Na audição parlamentar, a responsável da CNPD atestou que a iniciativa partiu da segurança informática do fisco. “Esta iniciativa, podemos afirmar com segurança, coube à área de segurança informática e mereceu um despacho do subdirector-geral em substituição do director-geral”, disse Filipa Calvão.
Fica por saber quem escolheu os contribuintes para a lista. “A CNPD não apurou quem é que seleccionava os contribuintes para este efeito”, afirmou. A resposta surgiu na sequência de uma pergunta sobre uma aparente contradição do responsável da segurança informática.
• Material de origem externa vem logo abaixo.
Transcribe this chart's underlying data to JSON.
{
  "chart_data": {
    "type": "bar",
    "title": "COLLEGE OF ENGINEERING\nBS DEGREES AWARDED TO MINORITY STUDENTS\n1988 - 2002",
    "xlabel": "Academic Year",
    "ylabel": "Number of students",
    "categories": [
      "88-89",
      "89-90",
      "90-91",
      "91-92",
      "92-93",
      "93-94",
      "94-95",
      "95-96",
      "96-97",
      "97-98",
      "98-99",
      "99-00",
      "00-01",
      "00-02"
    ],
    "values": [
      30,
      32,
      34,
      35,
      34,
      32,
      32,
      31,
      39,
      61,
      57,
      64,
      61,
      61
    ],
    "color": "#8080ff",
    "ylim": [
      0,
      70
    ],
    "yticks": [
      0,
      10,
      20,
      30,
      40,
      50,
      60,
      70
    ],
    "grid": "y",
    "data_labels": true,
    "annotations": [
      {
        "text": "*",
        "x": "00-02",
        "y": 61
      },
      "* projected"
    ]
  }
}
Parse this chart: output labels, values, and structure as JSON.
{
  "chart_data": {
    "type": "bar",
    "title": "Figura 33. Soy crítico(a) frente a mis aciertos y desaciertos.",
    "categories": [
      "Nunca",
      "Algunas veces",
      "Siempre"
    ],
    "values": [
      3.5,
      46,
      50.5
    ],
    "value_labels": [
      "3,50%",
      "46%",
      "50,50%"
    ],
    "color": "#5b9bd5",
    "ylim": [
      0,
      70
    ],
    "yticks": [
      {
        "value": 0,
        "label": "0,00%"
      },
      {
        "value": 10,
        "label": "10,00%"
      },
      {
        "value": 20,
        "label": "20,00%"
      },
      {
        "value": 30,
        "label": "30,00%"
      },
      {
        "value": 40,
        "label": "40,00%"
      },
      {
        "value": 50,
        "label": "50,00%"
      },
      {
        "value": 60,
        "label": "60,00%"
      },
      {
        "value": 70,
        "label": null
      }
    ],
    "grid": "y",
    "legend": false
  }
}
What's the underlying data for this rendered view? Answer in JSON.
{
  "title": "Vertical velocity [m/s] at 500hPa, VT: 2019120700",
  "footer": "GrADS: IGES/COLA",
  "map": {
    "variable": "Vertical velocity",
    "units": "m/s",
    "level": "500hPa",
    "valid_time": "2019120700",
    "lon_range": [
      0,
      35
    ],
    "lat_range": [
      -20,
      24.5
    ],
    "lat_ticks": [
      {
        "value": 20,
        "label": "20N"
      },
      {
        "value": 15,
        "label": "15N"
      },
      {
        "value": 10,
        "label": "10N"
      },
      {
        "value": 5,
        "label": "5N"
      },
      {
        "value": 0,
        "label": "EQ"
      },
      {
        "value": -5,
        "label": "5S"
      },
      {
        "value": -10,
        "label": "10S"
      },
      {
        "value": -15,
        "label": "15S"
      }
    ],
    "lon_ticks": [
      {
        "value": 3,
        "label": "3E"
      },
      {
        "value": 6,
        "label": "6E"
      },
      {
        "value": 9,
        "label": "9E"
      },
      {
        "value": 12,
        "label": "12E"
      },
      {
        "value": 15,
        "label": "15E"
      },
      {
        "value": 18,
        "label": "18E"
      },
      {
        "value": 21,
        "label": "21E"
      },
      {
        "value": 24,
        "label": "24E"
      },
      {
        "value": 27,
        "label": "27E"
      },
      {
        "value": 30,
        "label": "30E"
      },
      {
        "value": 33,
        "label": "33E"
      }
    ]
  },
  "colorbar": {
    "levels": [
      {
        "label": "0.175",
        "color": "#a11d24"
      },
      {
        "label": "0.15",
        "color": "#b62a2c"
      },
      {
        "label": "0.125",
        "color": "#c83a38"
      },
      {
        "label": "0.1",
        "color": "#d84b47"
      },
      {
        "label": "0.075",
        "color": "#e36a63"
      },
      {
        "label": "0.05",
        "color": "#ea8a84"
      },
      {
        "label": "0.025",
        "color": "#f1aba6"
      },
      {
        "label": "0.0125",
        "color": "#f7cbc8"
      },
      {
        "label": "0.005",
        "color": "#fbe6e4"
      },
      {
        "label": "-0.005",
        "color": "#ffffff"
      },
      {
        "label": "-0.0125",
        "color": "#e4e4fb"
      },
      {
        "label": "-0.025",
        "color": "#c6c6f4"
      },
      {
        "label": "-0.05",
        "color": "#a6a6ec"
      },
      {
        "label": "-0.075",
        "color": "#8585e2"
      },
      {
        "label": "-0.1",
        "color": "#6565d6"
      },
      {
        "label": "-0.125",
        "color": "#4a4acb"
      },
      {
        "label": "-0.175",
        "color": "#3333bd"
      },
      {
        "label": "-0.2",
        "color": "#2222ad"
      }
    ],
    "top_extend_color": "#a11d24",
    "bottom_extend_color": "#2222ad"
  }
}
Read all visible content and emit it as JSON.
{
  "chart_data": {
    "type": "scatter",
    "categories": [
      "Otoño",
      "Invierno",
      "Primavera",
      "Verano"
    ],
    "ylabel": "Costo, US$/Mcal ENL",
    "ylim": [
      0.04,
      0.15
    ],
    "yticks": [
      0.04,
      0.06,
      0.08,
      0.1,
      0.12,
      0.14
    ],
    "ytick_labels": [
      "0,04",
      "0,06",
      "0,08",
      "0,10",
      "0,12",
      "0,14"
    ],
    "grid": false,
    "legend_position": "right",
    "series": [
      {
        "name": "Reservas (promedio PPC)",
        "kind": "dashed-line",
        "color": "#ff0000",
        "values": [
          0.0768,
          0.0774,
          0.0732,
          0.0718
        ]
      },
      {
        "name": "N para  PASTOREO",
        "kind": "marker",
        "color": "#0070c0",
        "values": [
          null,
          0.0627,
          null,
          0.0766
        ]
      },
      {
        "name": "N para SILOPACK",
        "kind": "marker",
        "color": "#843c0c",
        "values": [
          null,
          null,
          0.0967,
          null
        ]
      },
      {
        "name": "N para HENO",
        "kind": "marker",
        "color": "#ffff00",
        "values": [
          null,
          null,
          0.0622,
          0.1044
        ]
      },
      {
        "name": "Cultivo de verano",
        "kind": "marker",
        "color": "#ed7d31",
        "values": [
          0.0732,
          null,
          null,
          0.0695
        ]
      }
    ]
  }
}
É que o antigo director-geral da AT revoga a lista VIP no dia 23 de Fevereiro, mas no dia seguinte o responsável da segurança informática, José Morujão Oliveira, informa quem está na lista e diz aguardar a informação sobre mais números de contribuintes que viriam a integrá-la. Mais uma vez, a responsável da CNPD disse não saber o que se passou.
Outra questão que consta do relatório é o facto de apenas alguns acessos aos dados fiscais terem levado a averiguações. Questionada sobre a selecção de funcionários, a presidente da CNPD disse não encontrar uma explicação. No mesmo relatório, uma das falhas apontadas tem a ver com a dificuldade de controlo do acesso à informação, tendo em conta que há 2302 utilizadores externos à própria administração fiscal com acesso aos dados de contribuintes. Dos 33 que consultaram o cadastro fiscal de Passos, três eram externos.
Filipa Calvão criticou ainda o “elevado grau de informalidade” nas relações profissionais dos altos funcionários da AT, já que houve contactos telefónicos e pessoais sobre esta matéria. Tal como consta do relatório de inspecção, a responsável criticou a eliminação de mensagens de email. “Há regras de segurança de informação e de tramitação interna que não podem ser esquecidas”, apontou.
Já sobre uma eventual intervenção do Governo – questão colocada pelo CDS-PP, partido a que pertence Paulo Núncio – a responsável da CNPD disse não ter conseguido concluir nesse sentido. “Não conseguimos encontrar factos que demonstrem essa interferência política”, respondeu.
O deputado António Filipe, do PCP, considera haver uma AT “fora da lei” e uma “tutela-fantasma”, já que desconhecia a criação da lista. E lembrou ainda que os “antigos directores-gerais da AT mentiram no Parlamento, ao garantirem que não havia lista”, o que foi contrariado pelo relatório.
Calvão pôs em dúvida a natureza de “testes” que justificariam a existência da lista VIP por parte dos responsáveis da AT. “Não me parece boa prática que testes dêem origem a processos disciplinares. Há uma regra de ouro: os testes não podem ser feitos com dados reais e sem comunicação à CNPD. Tenho dificuldade em aceitar que esta lista tenha funcionado apenas em regime de testes”, afirmou.
Em resposta à deputada Cecília Honório, do BE, que questionou as contradições de altos responsáveis da AT, Filipa Calvão disse não querer fazer considerações subjectivas, mas concluiu serem “inadmissíveis a este nível”. O deputado do PSD Duarte Pacheco defendeu a necessidade de garantir o sigilo fiscal de todos os contribuintes e questionou Filipa Calvão sobre as melhorias legislativas a fazer. A responsável da CNPD aproveitou para sublinhar a falta de recursos. “É evidente que temos sempre [aspectos] a melhorar. É difícil melhorar sem meios”, disse, referindo as dificuldades de contratação que há no Estado para a comissão poder realizar o seu trabalho inspectivo.
Entretanto, o PCP apresentou um requerimento para ouvir o director dos serviços de auditoria interna, Acácio Pinto, e o Bloco de Esquerda pediu para ser ouvido o director da área de segurança informática, José Morujão Oliveira.